I live in a part of London not well-served by accessible public transport. I have tried many, many times to use public transport to go to work, but this has proved difficult. My commute takes over two hours each way and involves three buses, as no local tube stations are accessible.
As a wheelchair user, it is difficult and at times impossible to take a bus at rush hour. Anyone who knows me will say I am no shrinking violet, but I find it very challenging to get passengers to make space for me in the designated wheelchair space. The reliability of bus ramps is also not good – in just one week the bus ramps were faulty on half the journeys I took.
When I moved to London from Ireland in the mid-1990s, there was no accessible transport. I had to take taxis everywhere. Early in my career, I didn’t have a lot of money and I used my credit card to pay for them, which meant running up a huge bill. I seldom went out, and reduced my heating and grocery bill to help pay travel costs.
Luckily for me, Access to Work, an amazing scheme which supports disabled people to work, now covers my transport costs. But the sad fact is that in the past twenty years, while there have been many improvements, disabled people are still unable to use vast sections of the public transport system.

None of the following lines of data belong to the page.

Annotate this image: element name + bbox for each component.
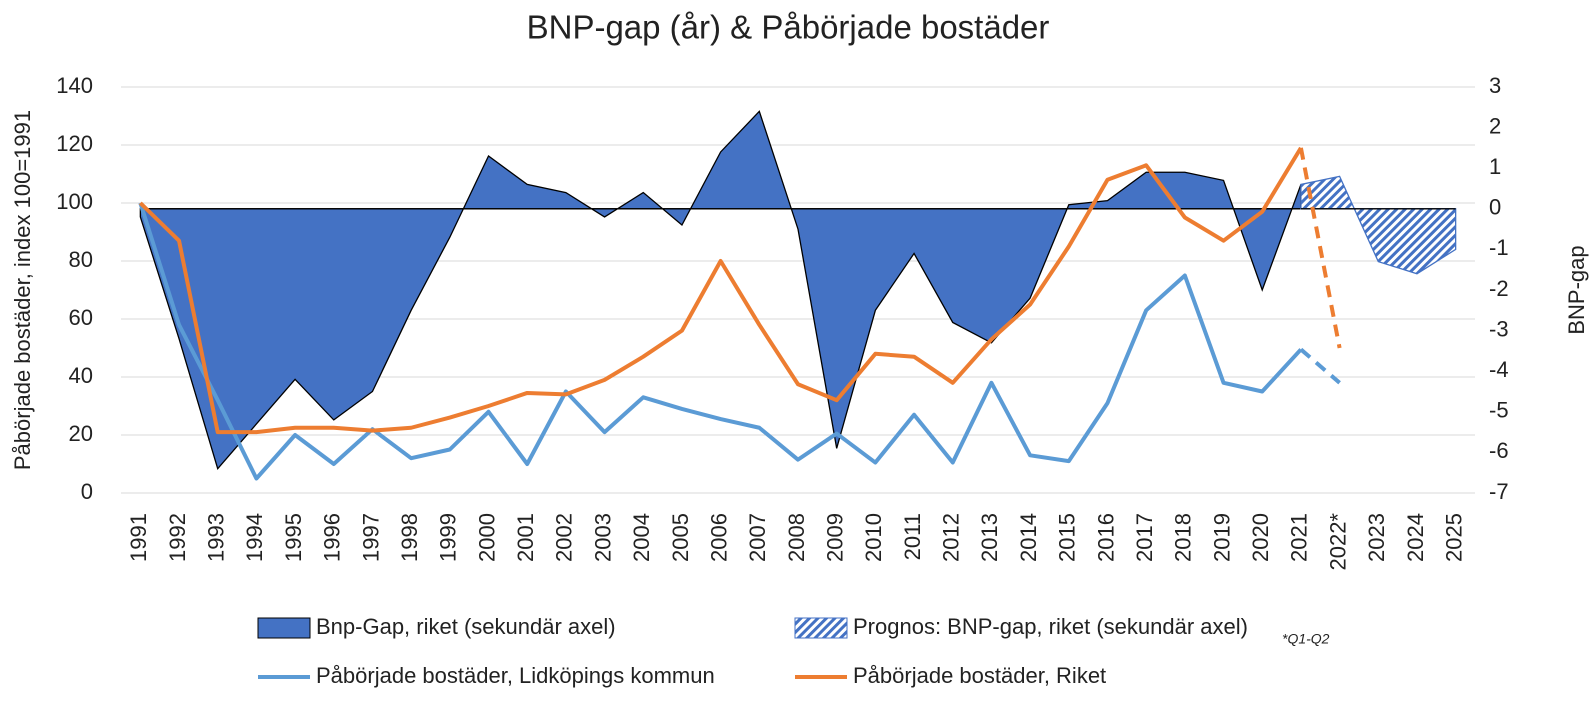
y-tick-label: 120	[56, 131, 93, 156]
x-tick-label: 2006	[706, 513, 731, 562]
y2-tick-label: 2	[1489, 113, 1501, 138]
x-tick-label: 2009	[822, 513, 847, 562]
legend-label: Påbörjade bostäder, Lidköpings kommun	[316, 663, 715, 688]
line	[138, 202, 1303, 481]
x-tick-label: 2018	[1171, 513, 1196, 562]
y2-tick-label: 0	[1489, 195, 1501, 220]
x-tick-label: 2008	[784, 513, 809, 562]
x-tick-label: 2001	[513, 513, 538, 562]
chart-title: BNP-gap (år) & Påbörjade bostäder	[527, 9, 1050, 46]
y2-tick-label: -4	[1489, 357, 1509, 382]
x-tick-label: 1994	[242, 513, 267, 562]
line-forecast	[1298, 147, 1342, 349]
x-tick-label: 2019	[1209, 513, 1234, 562]
x-tick-label: 1991	[126, 513, 151, 562]
x-tick-label: 2002	[552, 513, 577, 562]
x-tick-label: 2010	[861, 513, 886, 562]
legend-label: Bnp-Gap, riket (sekundär axel)	[316, 614, 616, 639]
y-tick-label: 0	[81, 479, 93, 504]
x-tick-label: 2016	[1093, 513, 1118, 562]
x-tick-label: 2025	[1441, 513, 1466, 562]
x-tick-label: 2003	[590, 513, 615, 562]
legend-label: Påbörjade bostäder, Riket	[853, 663, 1106, 688]
y-tick-label: 80	[69, 247, 93, 272]
legend-label: Prognos: BNP-gap, riket (sekundär axel)	[853, 614, 1248, 639]
x-tick-label: 2020	[1248, 513, 1273, 562]
y2-tick-label: 1	[1489, 154, 1501, 179]
y2-tick-label: -7	[1489, 479, 1509, 504]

Just 66 of London’s 270 tube stations are step-free. Leonard Cheshire, the disability charity, has found that if you are a wheelchair user, you can use just one-tenth of the Central line. Other lines are little better. Only the DLR has step-free access at every station.
Shops, restaurants, cafes, music venues, offices in London – places most people take for granted - are often out of bounds, because they are inaccessible. Or staffed with people who don’t have a clue about disability. It didn’t shock me to find out that three-quarters of disabled people and their families have left a shop or business because of the poor attitudes of staff.
This strike will be over tomorrow morning and Londoners will get back to their normal commute. But if you are disabled, every day feels like a tube strike.